I'm a huge fan of cozy mysteries but wow, this was just a complete miss for me. I'm still not sure if it was meant to be making fun of the genre or it really was just a really bad story.
Rory, a manager in a mega-petstore, comes to the town of Destiny to find out whether the superstition about bad luck from walking under ladders is true. Her boyfriend had walked under one and died shortly after. Yes, that is the premise. These type of mysteries are known for not having the deepest plots in literature but really? Whether or not you get bad luck from walking under a ladder is the premise? The town of Destiny makes it's living off being the superstition capital of the world. The tourist trade in people interested in superstitions is how all the town makes it's money. Every business in town centers around one superstition or another and it you are sick of the word "superstition" by now, you'll be pulling your hair out by the end of the book because it's used in almost every other sentence.

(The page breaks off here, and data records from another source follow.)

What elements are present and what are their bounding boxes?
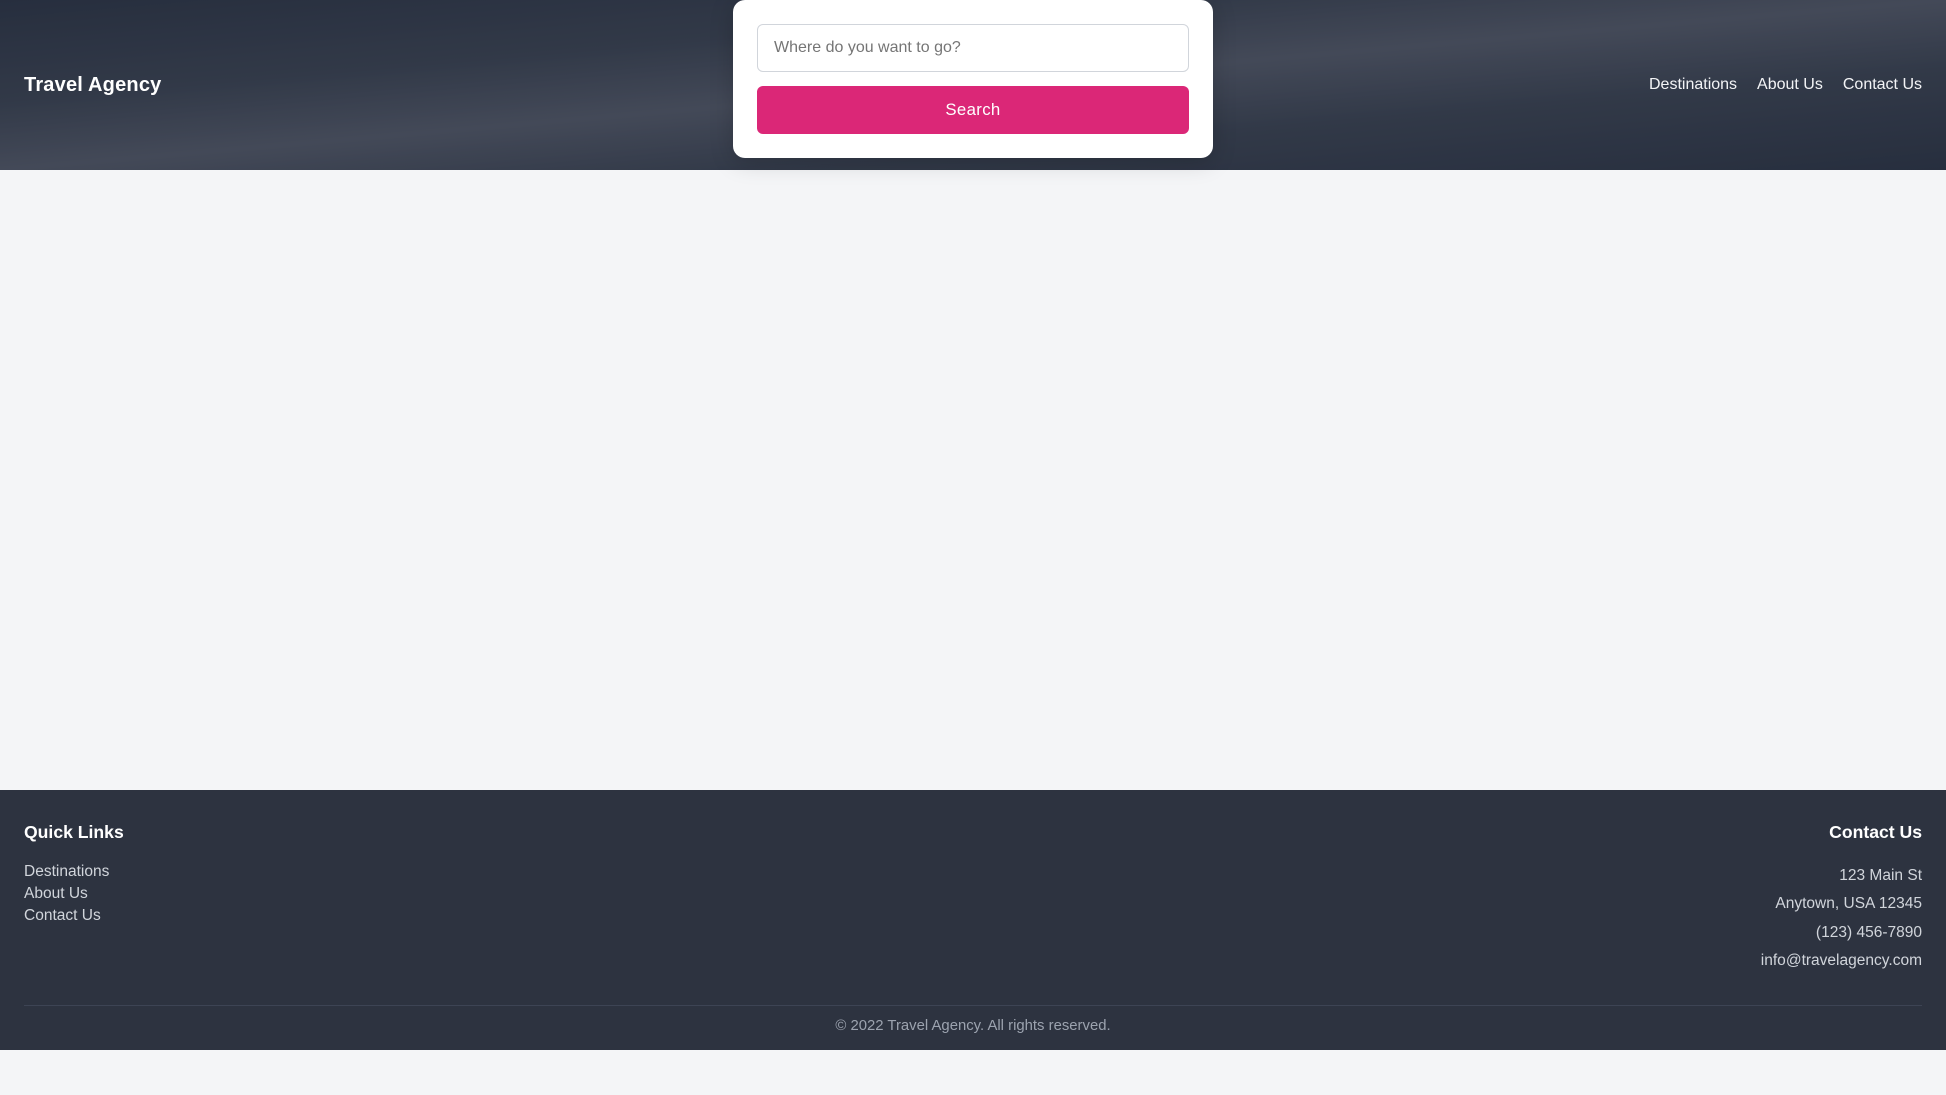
footer: Quick Links Destinations About Us Contac…	[0, 790, 1946, 1050]
nav-link-contact[interactable]: Contact Us	[1843, 76, 1922, 93]
footer-link-item-contact[interactable]: Contact Us	[24, 907, 657, 925]
search-input[interactable]	[757, 24, 1189, 72]
footer-link-about[interactable]: About Us	[24, 885, 88, 902]
footer-contact-col: Contact Us 123 Main St Anytown, USA 1234…	[1289, 822, 1922, 977]
footer-link-item-destinations[interactable]: Destinations	[24, 863, 657, 881]
footer-columns: Quick Links Destinations About Us Contac…	[24, 822, 1922, 977]
footer-copyright: © 2022 Travel Agency. All rights reserve…	[24, 1005, 1922, 1034]
nav-item-contact[interactable]: Contact Us	[1843, 76, 1922, 94]
quick-links-heading: Quick Links	[24, 822, 657, 843]
nav-item-destinations[interactable]: Destinations	[1649, 76, 1737, 94]
hero-section: Travel Agency Destinations About Us Cont…	[0, 0, 1946, 170]
main-nav: Destinations About Us Contact Us	[1649, 76, 1922, 94]
content-area	[0, 170, 1946, 790]
search-card: Search	[733, 0, 1213, 158]
nav-link-destinations[interactable]: Destinations	[1649, 76, 1737, 93]
footer-link-contact[interactable]: Contact Us	[24, 907, 101, 924]
contact-address1: 123 Main St	[1289, 863, 1922, 889]
contact-phone: (123) 456-7890	[1289, 920, 1922, 946]
footer-quick-links-col: Quick Links Destinations About Us Contac…	[24, 822, 657, 977]
nav-link-about[interactable]: About Us	[1757, 76, 1823, 93]
search-card-wrapper: Search	[733, 0, 1213, 158]
footer-link-destinations[interactable]: Destinations	[24, 863, 109, 880]
nav-item-about[interactable]: About Us	[1757, 76, 1823, 94]
footer-middle-col	[657, 822, 1290, 977]
contact-heading: Contact Us	[1289, 822, 1922, 843]
brand-logo[interactable]: Travel Agency	[24, 74, 161, 97]
footer-link-item-about[interactable]: About Us	[24, 885, 657, 903]
contact-email: info@travelagency.com	[1289, 948, 1922, 974]
contact-address2: Anytown, USA 12345	[1289, 891, 1922, 917]
quick-links-list: Destinations About Us Contact Us	[24, 863, 657, 925]
search-button[interactable]: Search	[757, 86, 1189, 134]
copyright-text: © 2022 Travel Agency. All rights reserve…	[835, 1018, 1110, 1034]
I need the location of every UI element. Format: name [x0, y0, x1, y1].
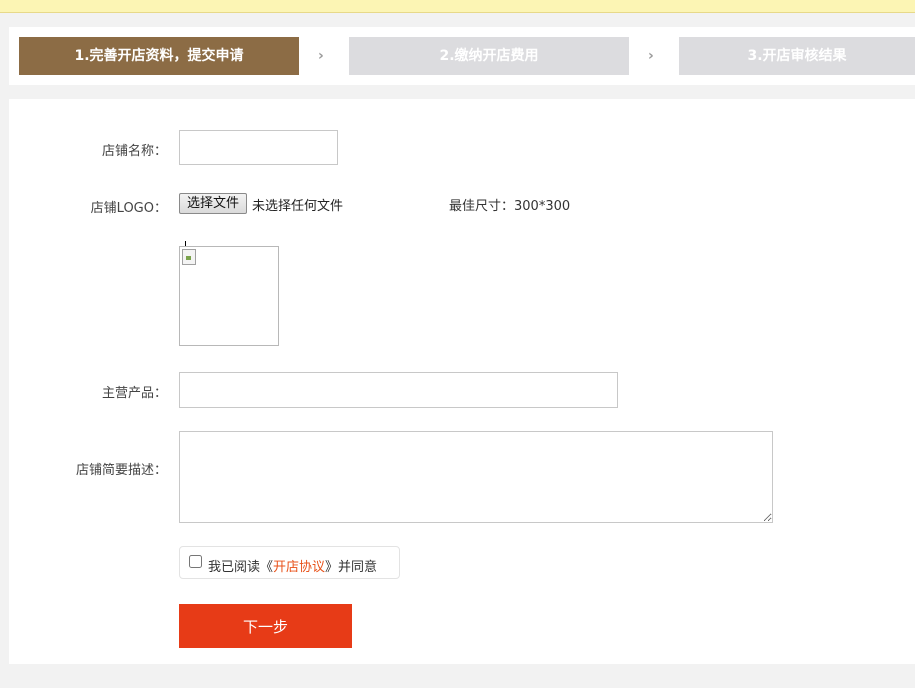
step-arrow-icon: ›	[648, 48, 654, 64]
agree-checkbox[interactable]	[189, 555, 202, 568]
shop-logo-label: 店铺LOGO：	[90, 201, 167, 216]
progress-steps: 1.完善开店资料，提交申请 › 2.缴纳开店费用 › 3.开店审核结果	[9, 27, 915, 85]
shop-name-input[interactable]	[179, 130, 338, 165]
next-step-button[interactable]: 下一步	[179, 604, 352, 648]
shop-name-label: 店铺名称：	[101, 144, 167, 159]
logo-preview	[179, 246, 279, 346]
shop-description-label: 店铺简要描述：	[75, 463, 167, 478]
notice-bar	[0, 0, 915, 13]
agreement-box: 我已阅读《开店协议》并同意	[179, 546, 400, 579]
agreement-text: 我已阅读《开店协议》并同意	[208, 556, 377, 575]
step-3-review-result: 3.开店审核结果	[679, 37, 915, 75]
step-arrow-icon: ›	[318, 48, 324, 64]
step-1-fill-info: 1.完善开店资料，提交申请	[19, 37, 299, 75]
shop-agreement-link[interactable]: 开店协议	[273, 560, 325, 575]
logo-size-hint: 最佳尺寸：300*300	[449, 199, 571, 214]
main-products-input[interactable]	[179, 372, 618, 408]
main-products-label: 主营产品：	[101, 386, 167, 401]
step-2-pay-fee: 2.缴纳开店费用	[349, 37, 629, 75]
broken-image-icon	[182, 249, 196, 265]
agreement-prefix: 我已阅读《	[208, 560, 274, 575]
agreement-suffix: 》并同意	[325, 560, 378, 575]
no-file-selected-text: 未选择任何文件	[252, 199, 344, 214]
shop-application-form: 店铺名称： 店铺LOGO： 选择文件 未选择任何文件 最佳尺寸：300*300 …	[9, 99, 915, 664]
choose-file-button[interactable]: 选择文件	[179, 193, 247, 214]
shop-description-textarea[interactable]	[179, 431, 773, 523]
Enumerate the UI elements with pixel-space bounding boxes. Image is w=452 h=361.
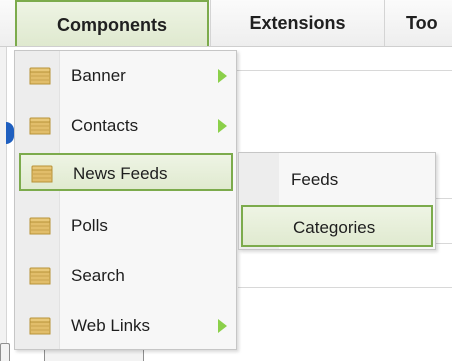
- menu-item-contacts[interactable]: Contacts: [19, 107, 233, 145]
- menu-item-label: Banner: [71, 66, 126, 85]
- menu-item-news-feeds[interactable]: News Feeds: [19, 153, 233, 191]
- menu-tools[interactable]: Too: [386, 0, 452, 46]
- dropdown-icon-gutter: [15, 51, 60, 349]
- folder-icon: [29, 117, 51, 135]
- menu-item-label: Web Links: [71, 316, 151, 335]
- menu-item-label: Polls: [71, 216, 108, 235]
- page-blue-marker: [6, 122, 14, 144]
- submenu-item-label: Categories: [293, 218, 376, 237]
- folder-icon: [29, 267, 51, 285]
- components-dropdown: Banner Contacts News Feeds Polls Search …: [14, 50, 237, 350]
- menu-item-label: Search: [71, 266, 125, 285]
- submenu-item-label: Feeds: [291, 170, 339, 189]
- page-left-edge: [0, 40, 7, 360]
- submenu-arrow-icon: [218, 319, 227, 333]
- folder-icon: [29, 317, 51, 335]
- menu-item-label: News Feeds: [73, 164, 168, 183]
- folder-icon: [29, 67, 51, 85]
- news-feeds-submenu: Feeds Categories: [238, 152, 436, 250]
- page-divider: [436, 243, 452, 244]
- page-divider: [436, 198, 452, 199]
- page-button[interactable]: [0, 343, 10, 361]
- menu-components[interactable]: Components: [15, 0, 209, 46]
- top-menu-bar: Components Extensions Too: [0, 0, 452, 47]
- submenu-item-feeds[interactable]: Feeds: [241, 159, 433, 201]
- submenu-arrow-icon: [218, 119, 227, 133]
- folder-icon: [29, 217, 51, 235]
- page-divider: [238, 287, 452, 288]
- submenu-arrow-icon: [218, 69, 227, 83]
- folder-icon: [31, 165, 53, 183]
- menu-item-web-links[interactable]: Web Links: [19, 307, 233, 345]
- menu-extensions[interactable]: Extensions: [210, 0, 385, 46]
- menu-item-polls[interactable]: Polls: [19, 207, 233, 245]
- page-divider: [236, 70, 452, 71]
- submenu-item-categories[interactable]: Categories: [241, 205, 433, 247]
- menu-item-search[interactable]: Search: [19, 257, 233, 295]
- menu-item-label: Contacts: [71, 116, 139, 135]
- menu-item-banner[interactable]: Banner: [19, 57, 233, 95]
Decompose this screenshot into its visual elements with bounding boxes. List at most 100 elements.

When Rory gets there she takes her dog Pluckie (the word "Pluckie" is another word that will have driven you out of your gourd by the end of the book)to a pet store which is full of, not surprisingly, superstition-based pet items. I bet you didn't know those existed. I sure didn't but I do now. But I digress. Rory and Pluckie find the owner of the store on the floor in the back room in some type of health emergency so they call an ambulance to get her to the hospital. From this point on, having done what any normal human would do, Rory and Pluckie are announced to be the luckiest things that ever walked the earth.
So now the owner of this pet store is in the hospital and asks Rory, an person she doesn't know from Adam, to manage her store for her while she's incapacitated. The next day there's a murder, Rory and Pluckie discover it, she does everything the police tell her not to, spends a lot of time mad at people when they've done nothing wrong, and discovers that pets are welcome everywhere in Destiny, even restaurants. Nothing about the plot makes sense to me. Why would you ask someone you've known 12 hours to take over your business, your sole livelihood? Why does everyone allow this absolute stranger to come into their town and act so arrogantly to them? Why does the public school system of Destiny teach superstition in their curriculum? These are the bigger mysteries to me than who killed whom. I seriously considered throwing my Kindle across the room several times and I love my Kindle. This story did not require suspension of disbelief. It required taking your brain out and leaving it on the table.
I received this book through Netgalley in return for an honest review.